I stepped forward until I could reach to take the stone. Then, with my hand extended, I stopped, and was perfectly still as I watched the pattern of light on the velvet robe shift with the movement of a breath. My heart was like stone inside my chest. (p.147)
Gen, chained to a prison wall beneath the city of Sounis at the beginning of this Newbery Honor book, is a famous -- or rather infamous -- thief, caught and imprisoned for stealing the king's seal and then bragging about it in a wine-shop. He's sprung from gaol by a nameless magus who, it turns out, wants him to accomplish an even more daring theft: the retrieval of an ancient treasure that'll persuade the Queen of neighbouring Eddis to marry the King of Sounis. Gen, pragmatic, accepts the challenge, and finds himself travelling with the magus, a pair of stuck-up young aristocrats, and a sturdy soldier. All of them, of course, have Secrets. Including Gen.

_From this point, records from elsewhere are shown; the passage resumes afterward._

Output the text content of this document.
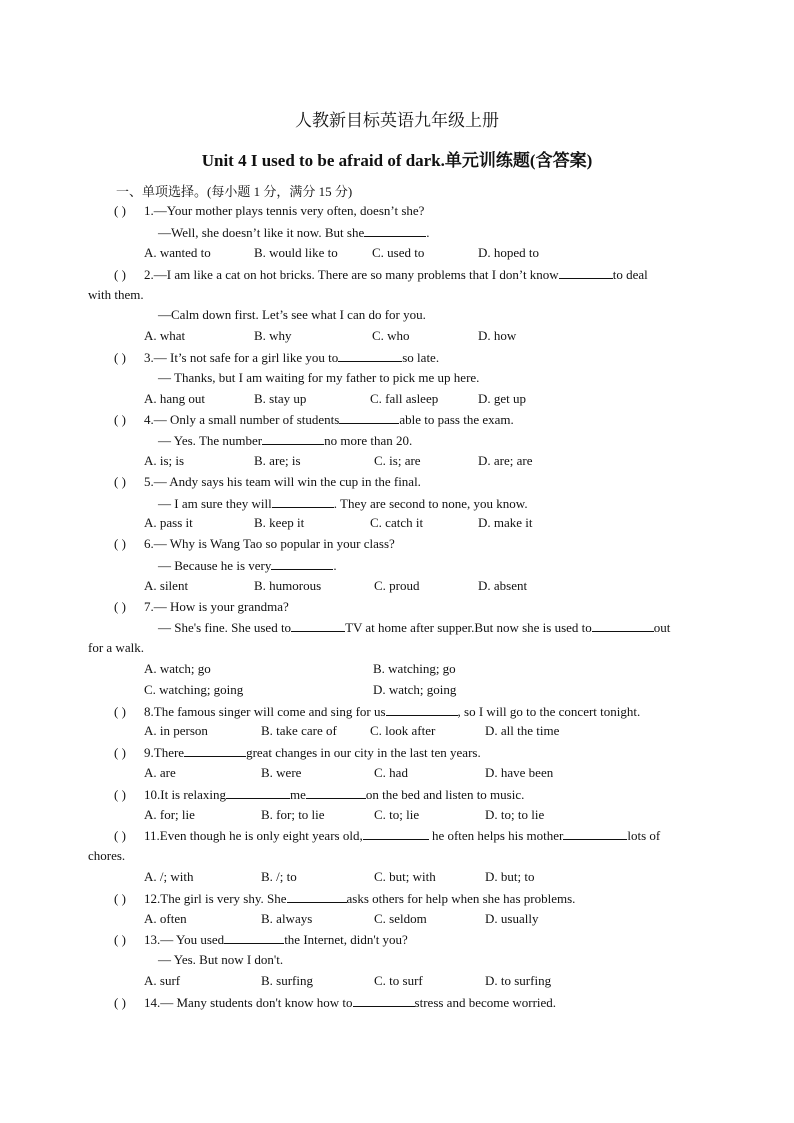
人教新目标英语九年级上册
Unit 4 I used to be afraid of dark.单元训练题(含答案)
一、单项选择。(每小题 1 分，满分 15 分)
( ) 1.—Your mother plays tennis very often, doesn’t she?
—Well, she doesn’t like it now. But she	.
A. wanted to	B. would like to	C. used to	D. hoped to
( ) 2.—I am like a cat on hot bricks. There are so many problems that I don’t know	to deal
with them.
—Calm down first. Let’s see what I can do for you.
A. what	B. why	C. who	D. how
( ) 3.— It’s not safe for a girl like you to	so late.
— Thanks, but I am waiting for my father to pick me up here.
A. hang out	B. stay up	C. fall asleep	D. get up
( ) 4.— Only a small number of students	able to pass the exam.
— Yes. The number	no more than 20.
A. is; is	B. are; is	C. is; are	D. are; are
( ) 5.— Andy says his team will win the cup in the final.
— I am sure they will	. They are second to none, you know.
A. pass it	B. keep it	C. catch it	D. make it
( ) 6.— Why is Wang Tao so popular in your class?
— Because he is very	.
A. silent	B. humorous	C. proud	D. absent
( ) 7.— How is your grandma?
— She's fine. She used to	TV at home after supper.But now she is used to	out
for a walk.
A. watch; go	B. watching; go
C. watching; going	D. watch; going
( ) 8.The famous singer will come and sing for us	, so I will go to the concert tonight.
A. in person	B. take care of	C. look after	D. all the time
( ) 9.There	great changes in our city in the last ten years.
A. are	B. were	C. had	D. have been
( ) 10.It is relaxing	me	on the bed and listen to music.
A. for; lie	B. for; to lie	C. to; lie	D. to; to lie
( ) 11.Even though he is only eight years old,	he often helps his mother	lots of
chores.
A. /; with	B. /; to	C. but; with	D. but; to
( ) 12.The girl is very shy. She	asks others for help when she has problems.
A. often	B. always	C. seldom	D. usually
( ) 13.— You used	the Internet, didn't you?
— Yes. But now I don't.
A. surf	B. surfing	C. to surf	D. to surfing
( ) 14.— Many students don't know how to	stress and become worried.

The world through which Gen travels is grounded in Greek myth and legend, though the gods have different names, different purviews, different foibles. And those gods are distinctly real: there's a spooky moment when Gen realises this, a nicely understated pivot-point of immanence.
I liked Gen's voice -- sharp, street-wise, good-natured and cynical -- and the revelation of his secrets, both obliquely through his own tales of his immortal namesake and more directly when he's finally forced to act. And I very much like the grudging respect between Gen and the magus. Looking out for the other two in the trilogy.